Declining Impact of Reoperative Coronary Artery Bypass Grafting on Clinical Outcomes

Gal Aviel 1 Nadav Rappoport 2 David M. Shahian 3 Amit Korach 1 Shai Carmi 4 John F. Keaney 5 Oz M. Shapira 1
1Department of Cardiothoracic Surgery, Hadassah Hebrew University Medical Center, Israel
2Dept. of Software and Information Systems Engineering, Ben Gurion University of the Negev, Israel
3Division of Cardiac Surgery, Department of Surgery and The Center of Quality & Safety, Massachusetts General Hospital and Harvard Medical School, USA
4Braun School of Public Health and Community Medicine, Faculty of Medicine, Hebrew University, Israel
5The Division of Cardiovascular Medicine, Brigham and Women`s Hospital, USA

Background: Contemporary data on the risk of reoperative coronary artery bypass grafting (RECABG) are conflicting.

Objective: We sought to quantify the impact of reoperation on clinical outcomes of isolated CABG over the past two decades.

Methods: We compared the outcomes of 194,804 consecutive RECABG cases and 1,445,894 randomly-selected first-time CABG (FTCABG) cases (50% of total) reported to the Society of Thoracic Surgeons Adult Cardiac Surgery Database between 1999-2018. Primary outcomes were in-hospital mortality and overall morbidity. Using multiple logistic regression for each outcome for each year, we computed the annual trends of risk-adjusted odds-ratios (AOR) for the primary outcomes in the entire cohort and in 194,776 propensity-matched pairs.
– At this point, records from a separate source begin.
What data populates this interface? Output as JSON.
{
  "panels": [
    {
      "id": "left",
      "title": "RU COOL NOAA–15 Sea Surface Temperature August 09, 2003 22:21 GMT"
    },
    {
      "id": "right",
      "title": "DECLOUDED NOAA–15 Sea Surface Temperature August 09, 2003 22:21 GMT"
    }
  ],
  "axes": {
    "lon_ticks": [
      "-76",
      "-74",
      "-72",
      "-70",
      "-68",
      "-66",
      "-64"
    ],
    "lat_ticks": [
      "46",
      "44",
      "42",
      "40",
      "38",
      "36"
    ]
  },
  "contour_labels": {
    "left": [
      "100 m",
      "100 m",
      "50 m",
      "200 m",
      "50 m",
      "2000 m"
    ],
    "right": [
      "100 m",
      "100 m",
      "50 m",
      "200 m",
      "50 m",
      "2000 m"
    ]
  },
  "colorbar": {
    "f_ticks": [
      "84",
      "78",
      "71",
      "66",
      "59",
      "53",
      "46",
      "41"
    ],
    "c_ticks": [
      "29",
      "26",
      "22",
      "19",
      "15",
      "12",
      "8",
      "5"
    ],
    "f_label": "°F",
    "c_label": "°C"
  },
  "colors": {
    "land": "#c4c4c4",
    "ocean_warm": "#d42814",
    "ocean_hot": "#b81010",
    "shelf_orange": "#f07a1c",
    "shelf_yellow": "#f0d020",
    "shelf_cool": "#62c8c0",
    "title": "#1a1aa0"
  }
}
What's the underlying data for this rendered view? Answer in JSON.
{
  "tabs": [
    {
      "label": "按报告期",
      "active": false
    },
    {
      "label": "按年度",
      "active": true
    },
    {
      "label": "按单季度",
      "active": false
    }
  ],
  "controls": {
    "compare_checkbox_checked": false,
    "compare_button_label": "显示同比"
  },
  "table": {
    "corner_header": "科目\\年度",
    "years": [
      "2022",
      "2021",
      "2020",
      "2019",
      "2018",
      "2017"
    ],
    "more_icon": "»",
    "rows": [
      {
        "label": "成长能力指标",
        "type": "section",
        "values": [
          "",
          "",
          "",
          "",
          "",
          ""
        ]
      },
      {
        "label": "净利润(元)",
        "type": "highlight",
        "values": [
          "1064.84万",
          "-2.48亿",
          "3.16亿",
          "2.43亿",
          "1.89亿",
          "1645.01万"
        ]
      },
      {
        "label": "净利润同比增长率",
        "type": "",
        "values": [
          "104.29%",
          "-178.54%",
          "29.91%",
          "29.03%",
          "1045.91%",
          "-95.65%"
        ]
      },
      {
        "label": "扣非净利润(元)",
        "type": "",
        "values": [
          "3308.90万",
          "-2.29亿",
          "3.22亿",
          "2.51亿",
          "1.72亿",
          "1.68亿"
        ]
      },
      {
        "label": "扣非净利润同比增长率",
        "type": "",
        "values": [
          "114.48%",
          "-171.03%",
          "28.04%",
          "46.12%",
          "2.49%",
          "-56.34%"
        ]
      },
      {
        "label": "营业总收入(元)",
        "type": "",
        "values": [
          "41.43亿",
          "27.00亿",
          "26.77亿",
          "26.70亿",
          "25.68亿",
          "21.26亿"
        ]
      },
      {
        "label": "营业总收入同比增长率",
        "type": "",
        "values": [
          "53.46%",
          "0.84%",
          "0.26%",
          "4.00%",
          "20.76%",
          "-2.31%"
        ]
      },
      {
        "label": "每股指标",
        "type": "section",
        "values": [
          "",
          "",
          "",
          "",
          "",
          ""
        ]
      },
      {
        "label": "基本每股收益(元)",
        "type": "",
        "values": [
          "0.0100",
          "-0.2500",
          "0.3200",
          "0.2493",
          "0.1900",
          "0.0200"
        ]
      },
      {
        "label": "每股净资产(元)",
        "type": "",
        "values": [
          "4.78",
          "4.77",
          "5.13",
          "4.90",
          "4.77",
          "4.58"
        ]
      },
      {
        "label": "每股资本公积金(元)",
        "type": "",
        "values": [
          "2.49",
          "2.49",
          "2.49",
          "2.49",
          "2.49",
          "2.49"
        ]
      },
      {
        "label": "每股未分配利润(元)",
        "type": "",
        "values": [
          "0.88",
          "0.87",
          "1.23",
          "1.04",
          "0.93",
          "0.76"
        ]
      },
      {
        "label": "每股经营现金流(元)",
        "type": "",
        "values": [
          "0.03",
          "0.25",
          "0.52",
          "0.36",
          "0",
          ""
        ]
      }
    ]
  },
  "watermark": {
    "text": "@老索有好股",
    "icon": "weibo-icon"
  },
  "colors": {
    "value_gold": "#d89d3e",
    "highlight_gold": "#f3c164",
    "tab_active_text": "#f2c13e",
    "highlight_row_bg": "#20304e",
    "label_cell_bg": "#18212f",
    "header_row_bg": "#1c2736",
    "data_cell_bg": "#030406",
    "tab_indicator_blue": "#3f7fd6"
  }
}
Results: Annual participating center`s RECABG case volume declined by 68% (from a median of 25 {range 14-44} to a median of 8 {4-15}). Compared with FTCABG, RECABG patients were consistently older with higher proportions of co-morbidities. After propensity matching, primary outcomes of RECABG and FTCABG were similar (mortality: 3.5% vs. 2.3%, Standardized Difference {SD}=7.5%, morbidity: 40.7% vs. 40.3%, SD=0.9%). The annual AOR for mortality after RECABG declined during the study period from 1.93 (95% CI 1.73-2.16) to 1.22 (95% CI 0.92-1.62), and that of morbidity from 1.13 (95% CI 1.08-1.18) to 0.91 (95% CI 0.87-0.95), p

Conclusions:

The mortality and morbidity of RECABG have decreased substantially over time and now approach that of FTCABG. These data should be considered by multidisciplinary heart teams during shared-decision-making for patients being considered for RECABG.